Se quindi il pensiero dei nazisti è a senso unico, come tristemente è a senso unico quello di tutti gli estremisti che passano la vita a riflettere su un solo libro, anche se Libro; quello degli ebrei, ci sembra suggerire la ricchezza della biblioteca, è articolato, e, se gli studi psicologici sul romanzo sono accurati, anche più portato all'empatia verso il prossimo.
A questo semplice manicheismo si aggiunge, come terzo polo, Jonah, il protagonista della serie, e la sua passione per i fumetti di supereroi. Lavora addirittura in una fumetteria, come a dire in una libreria. Ma, attenzione! se il suo mondo si avvicina molto di più a quello bibliotecario di Offerman che a quello monobiblico dei nazisti, è anche vero che non vi si sovrappone mai del tutto.
DUE TIPI DI GIUSTIZIA
Per tutta la serie vediamo infatti Offerman che, attraverso la sua erudizione smaliziata, attraverso la durezza della sua propria esperienza, cerca con tutte le forze di distogliere Jonah dalla morale "ingenua" che ha sviluppato, a detta dello stesso Offerman, leggendo troppi fumetti. Molte volte ho parlato del contributo del fumetto supereroistico alla questione della morale (questo articolo varrà come esempio su tutti), ed è quindi inutile ridiscuterlo adesso: sì, i fumetti di supereroi sono caratterizzati da una forte morale che, si spera, pian piano passa anche ai loro lettori, o che perlomeno fornisce loro un modello perseguibile.

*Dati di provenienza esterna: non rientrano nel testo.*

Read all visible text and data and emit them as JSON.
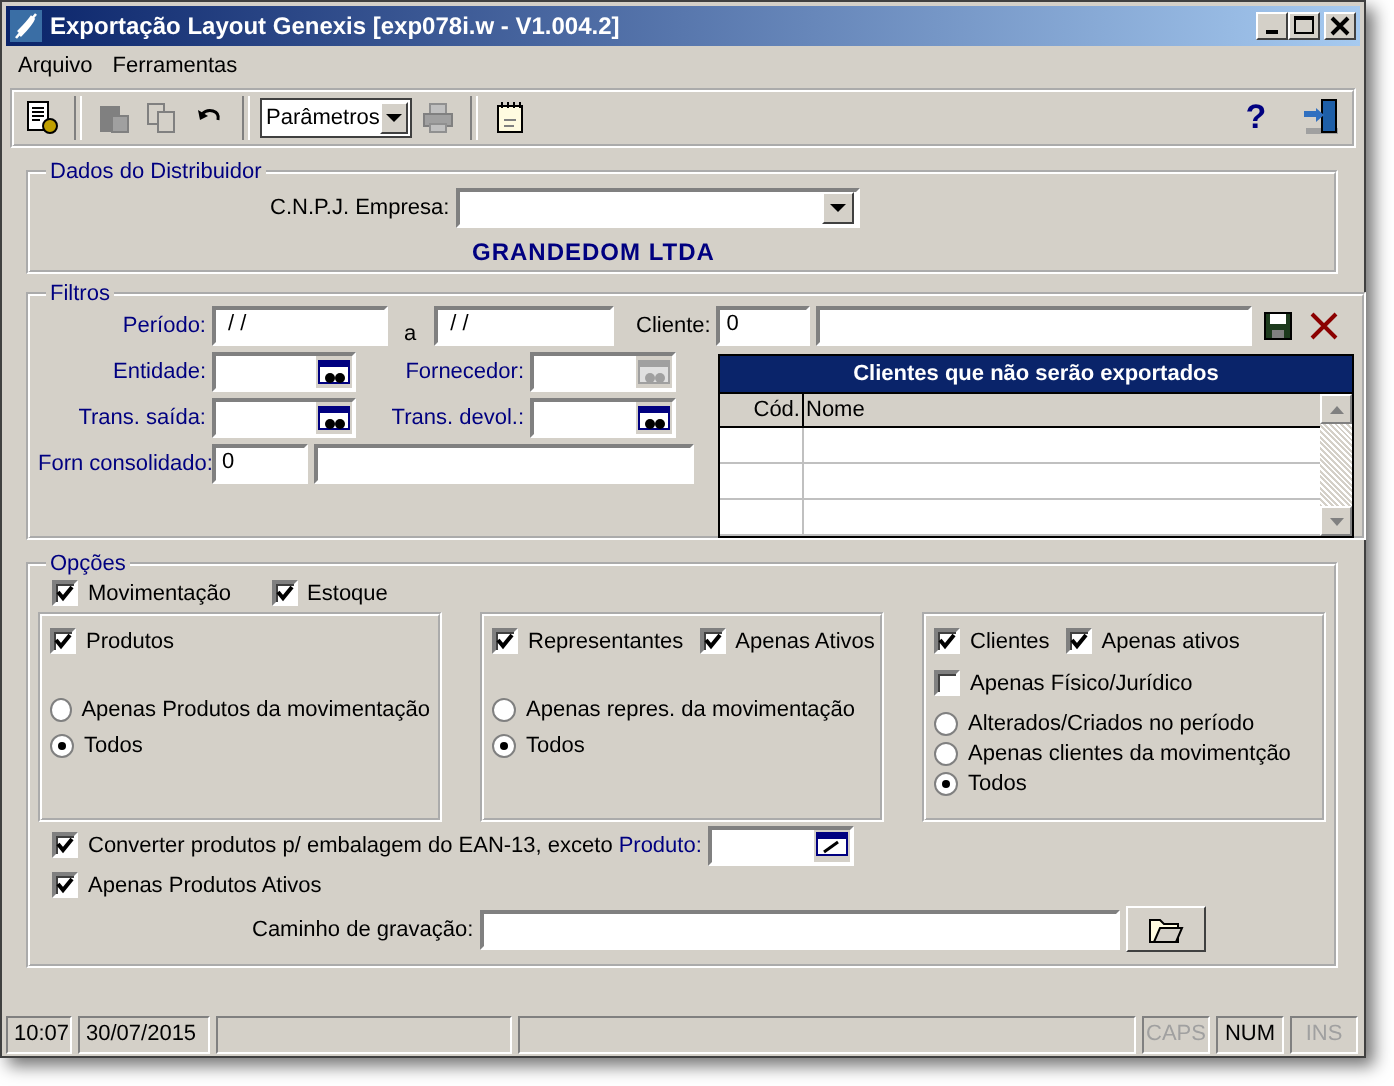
{
  "window": {
    "title": "Exportação Layout Genexis [exp078i.w - V1.004.2]"
  },
  "menu": [
    {
      "label": "Arquivo"
    },
    {
      "label": "Ferramentas"
    }
  ],
  "toolbar": {
    "combo_value": "Parâmetros",
    "help": "?"
  },
  "distribuidor": {
    "title": "Dados do Distribuidor",
    "cnpj_label": "C.N.P.J. Empresa:",
    "company": "GRANDEDOM LTDA"
  },
  "filtros": {
    "title": "Filtros",
    "periodo_label": "Período:",
    "periodo_from": " / /",
    "between": "a",
    "periodo_to": " / /",
    "cliente_label": "Cliente:",
    "cliente_code": "0",
    "lookups": [
      {
        "label": "Entidade:",
        "disabled": false
      },
      {
        "label": "Fornecedor:",
        "disabled": true
      },
      {
        "label": "Trans. saída:",
        "disabled": false
      },
      {
        "label": "Trans. devol.:",
        "disabled": false
      }
    ],
    "forn_label": "Forn consolidado:",
    "forn_value": "0"
  },
  "clientes_table": {
    "title": "Clientes que não serão exportados",
    "columns": [
      "Cód.",
      "Nome"
    ]
  },
  "opcoes": {
    "title": "Opções",
    "top": [
      {
        "label": "Movimentação",
        "checked": true
      },
      {
        "label": "Estoque",
        "checked": true
      }
    ],
    "panels": [
      {
        "check_rows": [
          [
            {
              "label": "Produtos",
              "checked": true
            }
          ]
        ],
        "radios": [
          {
            "label": "Apenas Produtos da movimentação",
            "selected": false
          },
          {
            "label": "Todos",
            "selected": true
          }
        ]
      },
      {
        "check_rows": [
          [
            {
              "label": "Representantes",
              "checked": true
            },
            {
              "label": "Apenas Ativos",
              "checked": true
            }
          ]
        ],
        "radios": [
          {
            "label": "Apenas repres. da movimentação",
            "selected": false
          },
          {
            "label": "Todos",
            "selected": true
          }
        ]
      },
      {
        "check_rows": [
          [
            {
              "label": "Clientes",
              "checked": true
            },
            {
              "label": "Apenas ativos",
              "checked": true
            }
          ],
          [
            {
              "label": "Apenas Físico/Jurídico",
              "checked": false
            }
          ]
        ],
        "radios": [
          {
            "label": "Alterados/Criados no período",
            "selected": false
          },
          {
            "label": "Apenas clientes da movimentção",
            "selected": false
          },
          {
            "label": "Todos",
            "selected": true
          }
        ]
      }
    ],
    "converter": {
      "label": "Converter produtos p/ embalagem do EAN-13, exceto",
      "field_label": "Produto:",
      "checked": true
    },
    "ativos": {
      "label": "Apenas Produtos Ativos",
      "checked": true
    },
    "caminho_label": "Caminho de gravação:"
  },
  "status_bar": {
    "time": "10:07",
    "date": "30/07/2015",
    "indicators": [
      {
        "label": "CAPS",
        "on": false
      },
      {
        "label": "NUM",
        "on": true
      },
      {
        "label": "INS",
        "on": false
      }
    ]
  }
}
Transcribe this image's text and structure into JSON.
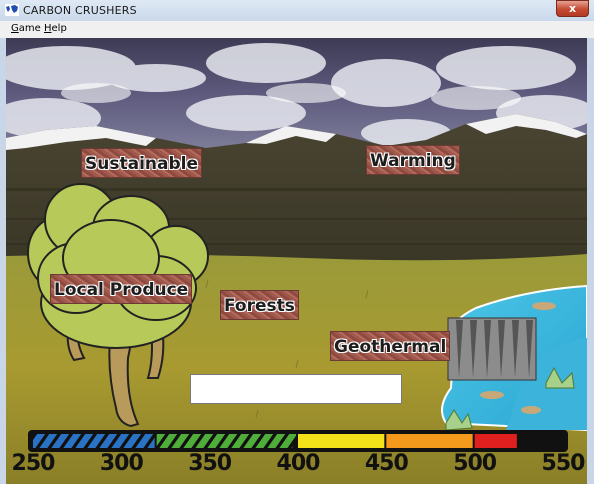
{
  "window": {
    "title": "CARBON CRUSHERS",
    "close_glyph": "x"
  },
  "menu": [
    {
      "label": "Game",
      "accel": "G"
    },
    {
      "label": "Help",
      "accel": "H"
    }
  ],
  "words": [
    {
      "text": "Sustainable"
    },
    {
      "text": "Warming"
    },
    {
      "text": "Local Produce"
    },
    {
      "text": "Forests"
    },
    {
      "text": "Geothermal"
    }
  ],
  "answer_input": {
    "value": ""
  },
  "meter": {
    "min": 250,
    "max": 550,
    "current": 400,
    "tick_labels": [
      "250",
      "300",
      "350",
      "400",
      "450",
      "500",
      "550"
    ],
    "segments": [
      {
        "from": 250,
        "to": 320,
        "color": "#2a73c4",
        "pattern": "striped"
      },
      {
        "from": 320,
        "to": 400,
        "color": "#4fae3a",
        "pattern": "striped"
      },
      {
        "from": 400,
        "to": 450,
        "color": "#f3e21a"
      },
      {
        "from": 450,
        "to": 500,
        "color": "#f39a1c"
      },
      {
        "from": 500,
        "to": 525,
        "color": "#e0201f"
      },
      {
        "from": 525,
        "to": 550,
        "color": "#111111"
      }
    ]
  },
  "icons": {
    "app": "world-map-icon",
    "close": "close-icon"
  }
}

"I supereroi sono fatti d'inchiostro, sono bugie: il vero eroe non è colui che fa la cosa giusta, ma colui che fa ciò che è necessario". Questa è la filosofia di Offerman: e, per lui, ciò che è necessario è uccidere, persino torturare di propria mano i nazisti. In altre parole la vendetta, il contrappasso, la Legge del Taglione, sarebbe l'unica forma di giustizia adatta all'Olocausto. Non sto dicendo che non sia così: l'argomento è troppo complesso e troppo emotivamente gravido perché lo si possa discutere in questa sede. Sto solo sostenendo, e credo che chiunque sia d'accordo con me, che lo sforzo di Offerman è teso a zittire determinate convinzioni di cui Jonah è portatore, la morale "del supereroe", che pone dei limiti, attenzione, non per proteggere l'umanità dei nazisti, ma quella dei giustizieri. Offerman si pone in questo caso, anche sullo schermo, in contrapposizione a Simon Wiesenthal, storico e instancabile cacciatore di nazisti che, però, sostiene la necessità di consegnare i rei alla giustizia dello Stato, non di trasformarli in agnelli sacrificali sull'altare della Memoria.
Chi ha ragione? Chi ha torto? La morale di Hunters è volutamente ambigua, i confini vengono spezzati; noi spettatori non sappiamo per chi parteggiare. Io non ho una risposta. Vorrei parteggiare per Jonah, ma di fronte all'immensità dell'Olocausto chi dice non abbia ragione Offerman? Ed è una questione che dovremmo porci tutti, anche se non siamo ebrei, anche se non ne sentiamo il dovere/diritto. Infatti, come ebbe a dire quello straordinario poeta che era John Donne, la morte di ogni uomo mi sminuisce, perché io sono parte dell'umanità. Perciò non chiederti per chi suona la campana: suona sempre per te.